PARIS - Rafael Nadal has caused so many others sleepless nights at Roland Garros. This time, though, it was his turn to do the tossing and turning.

The bad weather. The unpredictable bounces. An opponent, Novak Djokovic, who couldn't miss.

It all kept flashing through his mind. And it was compounded by the fact that when he walked back on the court Monday, he would be protecting a slim lead in the fourth set — giving him very little time to get a wobbling game back on the rails.

Turns out, it was a case of losing sleep over nothing.

Nadal won six of the nine games played after the restart to close out a 6-4, 6-3, 2-6, 7-5 victory over Djokovic, cementing his name in the history books with a record seventh French Open title, one more than Bjorn Borg. Nadal also prevented Djokovic from becoming the first man since 1969 to win four straight majors, the same way Roger Federer got denied in 2006 and 2007.

Also against Nadal. Also on the clay.

"My mental part, probably, on clay is one of the most important things," Nadal said. "Because you have to run, you have to suffer sometimes, you have to play with more tactics, because you have more time to think, to do things."
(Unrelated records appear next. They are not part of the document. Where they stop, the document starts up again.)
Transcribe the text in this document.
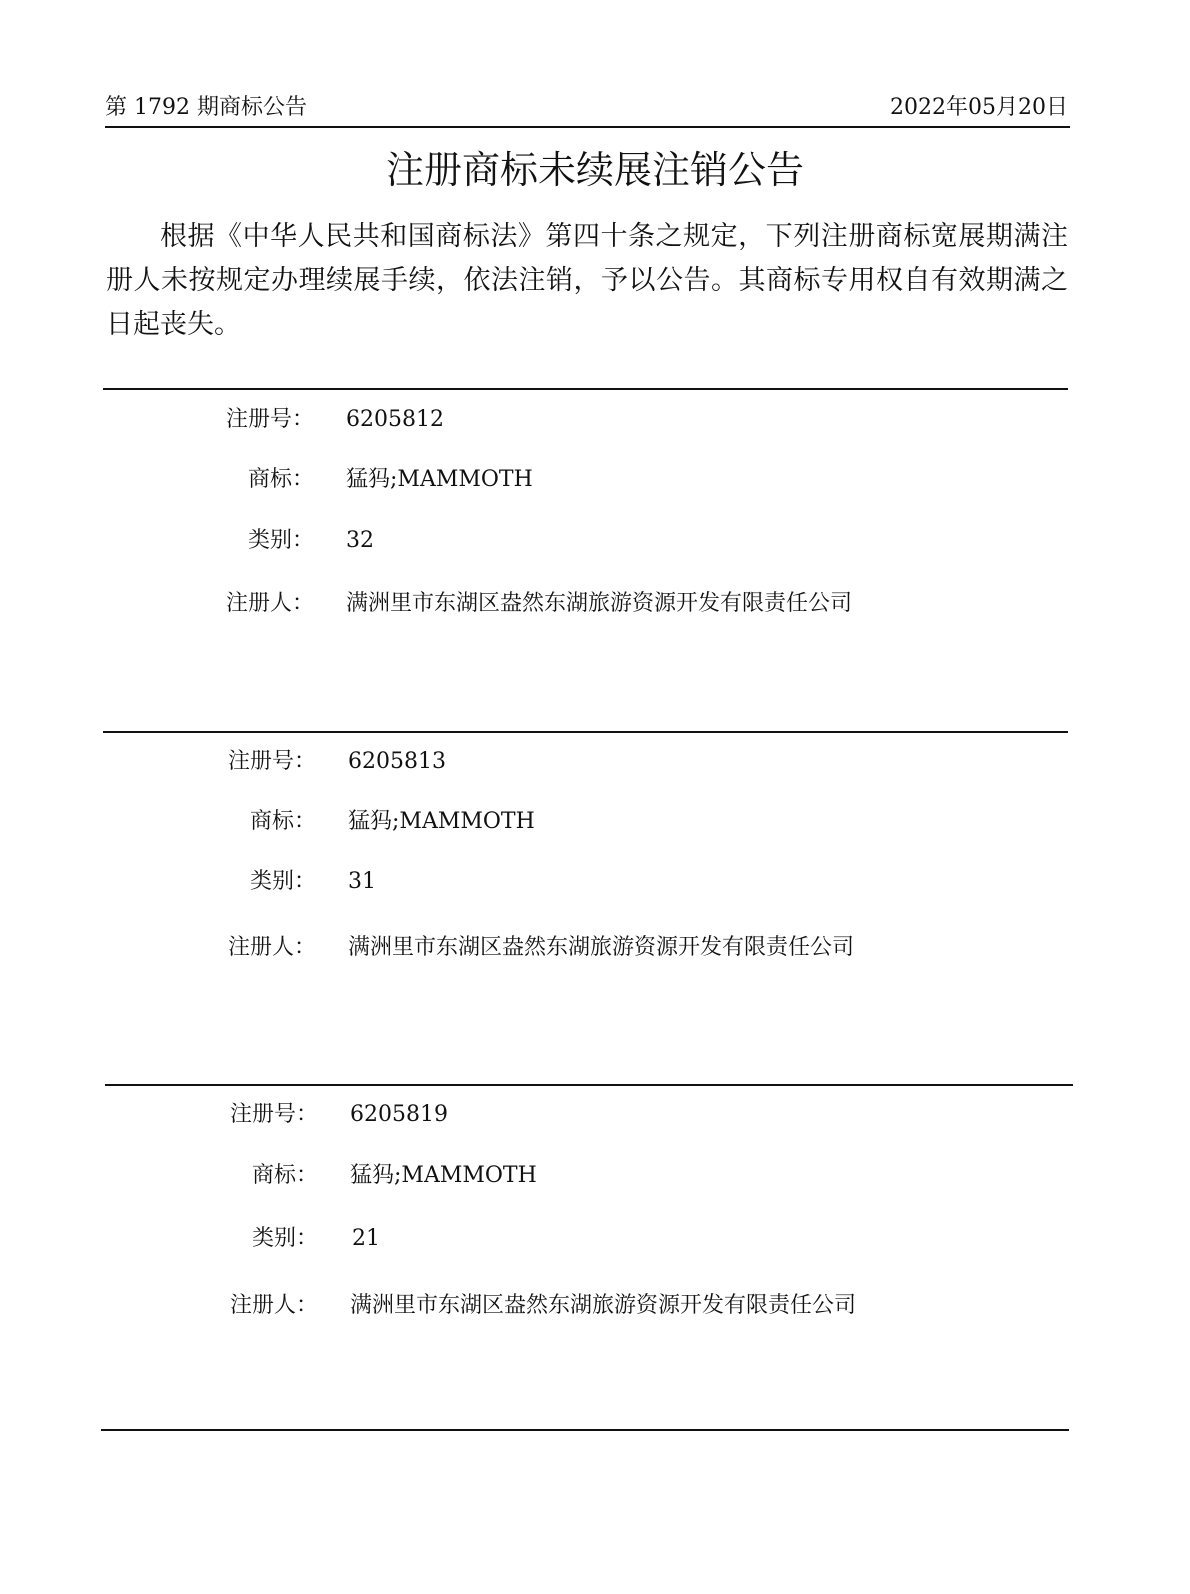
第 1792 期商标公告	2022年05月20日
注册商标未续展注销公告
根据《中华人民共和国商标法》第四十条之规定，下列注册商标宽展期满注册人未按规定办理续展手续，依法注销，予以公告。其商标专用权自有效期满之日起丧失。
注册号： 6205812
商标： 猛犸;MAMMOTH
类别： 32
注册人： 满洲里市东湖区盎然东湖旅游资源开发有限责任公司
注册号： 6205813
商标： 猛犸;MAMMOTH
类别： 31
注册人： 满洲里市东湖区盎然东湖旅游资源开发有限责任公司
注册号： 6205819
商标： 猛犸;MAMMOTH
类别： 21
注册人： 满洲里市东湖区盎然东湖旅游资源开发有限责任公司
The end of this one played out the way seven of the last eight of them have at Roland Garros: Nadal sliding through the gritty court, reaching for balls nobody else could think of getting, punishing his opponent and pressuring him into "unforced errors" that were really no such thing. Djokovic had 15 during the fourth set.

It was quite a different scene from the evening before, when rain turned the court into a sheet of near-mud, the tennis balls got saturated and every advantage belonged to Djokovic. He ran off eight straight games — who does that against Rafa on clay? — and Nadal was scowling, arguing with the umpires, asking to have the match suspended because Roland Garros was playing more like an unkempt public court after a storm than one of tennis' hallowed grounds on an historically important day.

The decision to stop, and not to resume later Sunday when the rain stopped and there was still light available, might have been the turning point in the match.

"I said, `Good, we got lucky. If we hadn't stopped, we were going home,'" said Nadal's uncle and coach, Toni Nadal.

Djokovic thought the same: "It's unfortunate," he said, "because I think I was playing better and I was feeling really well on the court."

Djokovic needed one more win to join Don Budge and Rod Laver as the only men to win four straight major titles. Instead, he fell to 0-4 against Nadal at the French Open. He saw the task that lies ahead but also appreciated what he'd done.

"These matches make you feel like all the work that you put into it is worth it," he said. "You're living for this moment to play finals of any Grand Slam, and sometimes you win, sometimes you lose."

After the win, the conversation quickly turned to whether Nadal is now the greatest clay court player ever. Nadal himself doesn't like getting drawn into the "greatest this," "greatest that" discussion. "I'm not the right one to say that," he said.

Others certainly will.

"Well, he has to be now," said Mats Wilander, who won here three times and presented the trophy to Nadal. "I mean, you can never compare eras. But, yeah, I think the players that he's up against are better on clay. They're more consistent than the ones Borg was up against. Playing Roger Federer in a bunch of finals. Now Novak, No. 1 in the world. Yes, yes, absolutely. The seven here makes a big difference."

Those seven go along with eight at Monte Carlo, seven at Barcelona, six at Rome and an overall 254-19 record on the surface.

But while the numbers get gaudier, the tennis world moves on — to the grass at Wimbledon, which is where Djokovic started his string of three straight Grand Slam wins last year, beating Nadal in all three finals.

"I don't have that chance to play in my favorite court the rest of the season," Nadal said. "That's the thing. The calendar says we only have this period of time on clay, and I don't have more chances to play on clay."

The rest of the tennis world should rejoice at that.

But if playing on clay was supposed to make the 2012 final a no-stress walk through the park at Roland Garros for Nadal, somebody forgot to give him that message.

Nadal said the first time he felt confident Monday, in the hours before the final act played out, was three minutes before he walked on the court.

"Because for the rest of the time I was a little bit too nervous, more nervous than usual, probably, for the situation," he said.